Temecula, Calif. – She has taken away the cellphone and banned TV, but when her daughter was suspended for bullying a classmate a week and a half ago, Ivory Spann felt a new punishment was in order: public humiliation.
After checking to see if it was legal, Spann forced her 12-year- old daughter, Miasha Williams, to spend four days last week in front of several Temecula schools carrying a big sign saying, “I Engaged in Bullying Behavior. I Got Suspended From School. … Don’t Be Like Me. Stop Bullying.”
“I felt I needed to do something that would make an impression,” Spann said.
It may have done the trick.
Miasha lugged around the handwritten sign from Great Oak High School to Temecula Valley High School to her own Erle Stanley Gardner Middle School and ended her “sentence” Thursday.

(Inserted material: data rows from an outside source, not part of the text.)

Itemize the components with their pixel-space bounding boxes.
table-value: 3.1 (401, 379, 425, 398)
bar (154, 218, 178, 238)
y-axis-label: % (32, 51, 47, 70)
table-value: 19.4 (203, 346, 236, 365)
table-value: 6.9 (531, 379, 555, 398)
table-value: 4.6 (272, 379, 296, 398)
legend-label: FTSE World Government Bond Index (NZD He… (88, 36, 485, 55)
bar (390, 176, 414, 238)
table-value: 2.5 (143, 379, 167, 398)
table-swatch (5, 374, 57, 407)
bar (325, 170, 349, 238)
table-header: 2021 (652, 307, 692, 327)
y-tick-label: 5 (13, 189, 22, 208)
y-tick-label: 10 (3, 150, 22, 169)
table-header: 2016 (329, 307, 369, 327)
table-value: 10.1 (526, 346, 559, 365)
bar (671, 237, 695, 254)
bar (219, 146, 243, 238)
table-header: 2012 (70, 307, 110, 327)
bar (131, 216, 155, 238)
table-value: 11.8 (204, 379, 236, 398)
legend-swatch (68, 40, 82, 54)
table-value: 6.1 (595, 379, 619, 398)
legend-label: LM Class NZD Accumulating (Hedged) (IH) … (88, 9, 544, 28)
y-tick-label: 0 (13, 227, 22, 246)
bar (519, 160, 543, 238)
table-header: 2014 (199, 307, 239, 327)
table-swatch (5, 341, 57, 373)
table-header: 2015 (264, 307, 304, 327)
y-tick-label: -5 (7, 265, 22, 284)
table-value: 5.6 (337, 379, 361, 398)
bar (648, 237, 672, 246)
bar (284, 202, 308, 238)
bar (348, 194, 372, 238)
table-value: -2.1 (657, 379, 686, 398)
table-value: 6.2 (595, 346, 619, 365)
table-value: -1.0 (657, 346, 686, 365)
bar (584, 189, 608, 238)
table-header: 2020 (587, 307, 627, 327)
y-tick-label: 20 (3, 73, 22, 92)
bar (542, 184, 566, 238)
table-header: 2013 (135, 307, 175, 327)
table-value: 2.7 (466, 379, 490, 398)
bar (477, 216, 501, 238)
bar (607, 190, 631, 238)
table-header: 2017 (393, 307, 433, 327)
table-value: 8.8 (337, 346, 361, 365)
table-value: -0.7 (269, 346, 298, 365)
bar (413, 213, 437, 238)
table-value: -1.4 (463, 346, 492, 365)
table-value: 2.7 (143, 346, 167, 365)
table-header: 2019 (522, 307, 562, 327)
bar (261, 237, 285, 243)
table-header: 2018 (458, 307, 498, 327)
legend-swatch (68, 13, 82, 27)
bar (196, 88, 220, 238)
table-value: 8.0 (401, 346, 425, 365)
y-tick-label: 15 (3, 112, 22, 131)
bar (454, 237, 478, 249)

She displayed the placard in the mornings when kids arrived at school and in the afternoons when they left. At each stop, she was surrounded by somewhat baffled students. Sometimes she looked sheepish and embarrassed, other times as if she was enjoying the spectacle.
“This is my fault,” she said Thursday, holding her sign in front of Gardner Middle School, where the Temecula girl is a seventh-grader. “I agree what I did was wrong. Bullying is not a nice thing to have happen to you. The person who is bullying feels tough, but you have to understand what the other person must feel like.”
Miasha said the incident happened May 10 when she and five other girls confronted a fellow student who they said called them a racist name.
No violence occurred, she said, but the girl felt intimidated enough to complain. Miasha and another student were suspended for a week.
The 1999 massacre of 12 students and a teacher at Columbine High School in Colorado heightened awareness of the issue.